Brad Garlinghouse Reassures Ripple Investors Amid SVB Collapse

Ripple CEO

During the weekend, there were concerns raised about Silicon Valley-based blockchain payment companies regarding their potential connections to the collapsed bank.

Brad Garlinghouse, the CEO of Ripple, verified that the company has funds connected to the bankrupt Silicon Valley Bank, but he did not provide any additional information. This was reported in a Twitter thread on Sunday. 

“Setting the record straight on SVB Qs: Ripple had some exposure to SVB.”

Furthermore, he reassured the public and Ripple’s clients that its ties to the failed Silicon Valley Bank would not affect the company’s operations.

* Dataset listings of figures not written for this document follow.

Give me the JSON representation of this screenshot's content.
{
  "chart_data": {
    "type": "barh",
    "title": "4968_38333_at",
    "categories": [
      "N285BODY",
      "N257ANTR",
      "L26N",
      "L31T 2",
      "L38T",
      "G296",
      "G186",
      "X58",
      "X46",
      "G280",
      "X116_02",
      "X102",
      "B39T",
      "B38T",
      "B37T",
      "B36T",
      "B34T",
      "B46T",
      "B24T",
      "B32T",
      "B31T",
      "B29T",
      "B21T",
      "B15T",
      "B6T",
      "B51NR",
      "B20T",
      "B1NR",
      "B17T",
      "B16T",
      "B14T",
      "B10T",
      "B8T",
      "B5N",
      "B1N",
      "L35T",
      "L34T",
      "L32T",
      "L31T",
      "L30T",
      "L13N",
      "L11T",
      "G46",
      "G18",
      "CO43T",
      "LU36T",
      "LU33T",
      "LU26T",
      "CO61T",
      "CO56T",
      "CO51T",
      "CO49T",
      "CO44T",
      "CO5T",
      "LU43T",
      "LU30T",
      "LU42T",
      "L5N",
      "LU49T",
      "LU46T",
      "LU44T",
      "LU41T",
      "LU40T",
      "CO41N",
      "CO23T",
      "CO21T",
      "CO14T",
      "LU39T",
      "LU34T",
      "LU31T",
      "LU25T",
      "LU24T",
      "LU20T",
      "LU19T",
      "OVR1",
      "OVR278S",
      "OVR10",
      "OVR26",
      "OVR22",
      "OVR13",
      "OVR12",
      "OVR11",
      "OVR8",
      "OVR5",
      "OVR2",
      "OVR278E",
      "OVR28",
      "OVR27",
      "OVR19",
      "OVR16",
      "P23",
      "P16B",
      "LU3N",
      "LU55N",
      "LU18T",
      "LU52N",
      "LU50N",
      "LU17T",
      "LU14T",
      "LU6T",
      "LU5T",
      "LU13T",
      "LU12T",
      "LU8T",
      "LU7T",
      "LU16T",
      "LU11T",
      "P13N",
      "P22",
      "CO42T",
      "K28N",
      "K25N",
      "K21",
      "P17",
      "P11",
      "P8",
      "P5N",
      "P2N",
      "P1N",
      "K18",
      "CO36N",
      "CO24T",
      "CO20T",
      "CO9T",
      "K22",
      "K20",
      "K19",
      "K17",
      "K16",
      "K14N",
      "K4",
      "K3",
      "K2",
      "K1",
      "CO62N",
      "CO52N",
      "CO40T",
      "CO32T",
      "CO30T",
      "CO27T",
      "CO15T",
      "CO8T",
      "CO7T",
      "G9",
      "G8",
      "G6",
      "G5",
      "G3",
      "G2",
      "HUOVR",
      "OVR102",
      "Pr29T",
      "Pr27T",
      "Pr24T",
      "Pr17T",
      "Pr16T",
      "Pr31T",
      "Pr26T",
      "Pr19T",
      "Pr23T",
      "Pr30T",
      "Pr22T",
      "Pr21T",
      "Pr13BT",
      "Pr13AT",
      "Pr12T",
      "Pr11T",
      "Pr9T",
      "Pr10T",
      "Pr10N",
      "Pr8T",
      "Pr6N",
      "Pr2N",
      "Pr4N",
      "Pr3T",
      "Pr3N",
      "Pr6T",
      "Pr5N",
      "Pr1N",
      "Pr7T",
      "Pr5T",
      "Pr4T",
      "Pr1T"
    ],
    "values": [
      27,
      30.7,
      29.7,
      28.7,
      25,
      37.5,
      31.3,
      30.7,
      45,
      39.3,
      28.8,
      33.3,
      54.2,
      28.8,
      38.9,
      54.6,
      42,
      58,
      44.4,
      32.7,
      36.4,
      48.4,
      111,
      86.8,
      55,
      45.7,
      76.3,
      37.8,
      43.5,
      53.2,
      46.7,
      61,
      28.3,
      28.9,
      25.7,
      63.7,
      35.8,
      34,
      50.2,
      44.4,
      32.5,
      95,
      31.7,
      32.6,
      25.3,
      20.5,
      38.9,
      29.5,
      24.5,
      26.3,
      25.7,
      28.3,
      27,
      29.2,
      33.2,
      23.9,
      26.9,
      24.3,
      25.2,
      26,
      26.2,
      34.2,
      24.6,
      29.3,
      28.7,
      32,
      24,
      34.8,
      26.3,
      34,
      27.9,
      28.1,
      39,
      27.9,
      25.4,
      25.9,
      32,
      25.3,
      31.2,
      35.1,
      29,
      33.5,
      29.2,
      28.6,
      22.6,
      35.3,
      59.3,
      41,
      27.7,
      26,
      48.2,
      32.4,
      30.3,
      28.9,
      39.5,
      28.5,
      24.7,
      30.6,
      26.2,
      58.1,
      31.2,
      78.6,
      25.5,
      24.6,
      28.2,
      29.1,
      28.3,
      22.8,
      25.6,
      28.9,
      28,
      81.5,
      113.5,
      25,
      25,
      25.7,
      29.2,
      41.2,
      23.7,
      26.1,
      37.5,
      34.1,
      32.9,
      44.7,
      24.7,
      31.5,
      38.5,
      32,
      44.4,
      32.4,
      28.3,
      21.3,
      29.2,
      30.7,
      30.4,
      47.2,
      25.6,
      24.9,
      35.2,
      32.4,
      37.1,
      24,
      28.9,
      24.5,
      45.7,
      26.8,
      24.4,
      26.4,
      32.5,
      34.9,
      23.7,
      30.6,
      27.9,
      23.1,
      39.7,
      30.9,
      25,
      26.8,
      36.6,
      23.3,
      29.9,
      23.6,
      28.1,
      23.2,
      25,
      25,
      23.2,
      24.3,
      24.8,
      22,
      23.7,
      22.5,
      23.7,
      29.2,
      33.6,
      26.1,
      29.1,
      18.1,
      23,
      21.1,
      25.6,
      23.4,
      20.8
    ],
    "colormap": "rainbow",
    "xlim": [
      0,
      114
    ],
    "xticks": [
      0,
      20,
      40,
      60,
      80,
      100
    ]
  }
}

He explained that Ripple had a wide range of banking partners and had kept cash reserves with them, diversifying its exposure and reducing its dependence on any single bank.

The Ripple chief highlighted that the collapse of Silicon Valley Bank exposed the weaknesses of the traditional financial system. He noted that rumors could trigger bank runs, leading to a bank’s collapse. He also pointed out that banks cannot process wire transfers continuously, and the process of moving money is still challenging.

It was reported that David Schwartz, the Chief Technology Officer of Ripple, had stated that the company would release an official statement on the matter.

Depositors Granted Access to Funds

Following Ripple’s announcement, the Federal Deposit Insurance Corporation (FDIC) stated that it would provide coverage for all deposits in Silicon Valley Bank, regardless of whether or not they are insured.

According to a recent report from Bloomberg, depositors will be able to access their funds from Monday, March 13th, despite the collapse of Silicon Valley Bank. The FDIC can achieve this by using a “systemic-risk exception” rule that enables the Fed to issue direct loans.

Initially, the FDIC’s plan was to compensate insured depositors and issue advanced dividends to uninsured depositors of Silicon Valley Bank. However, a previous report revealed that over 93% of the bank’s customers were uninsured, making this plan unfeasible. 

Consequently, regulators provided a backstop for deposits to avoid a potential spillover effect and the collapse of several American tech startups that held accounts with SVB. Additionally, the short time frame for due diligence made it difficult to find a buyer for the bank during the weekend.

Read also: Ripple CEO Criticizes SEC on Recent Court Rulings

Earlier reports revealed that Silicon Valley Bank experienced a bank run last week, which prompted regulators to intervene on Friday. The bank run was triggered by the bank’s announcement of plans to sell a significant number of shares to raise capital after incurring losses on previously held securities due to Federal Reserve rate hikes. Since most of the customers’ deposits were invested in long-term securities, the bank lacked the liquidity to meet the withdrawal requests surge.

As the FDIC processes withdrawals for depositors, it is expected to initiate another auction within the week to search for potential buyers for Silicon Valley Bank. Previous reports stated that Elon Musk had expressed interest in acquiring the failed bank.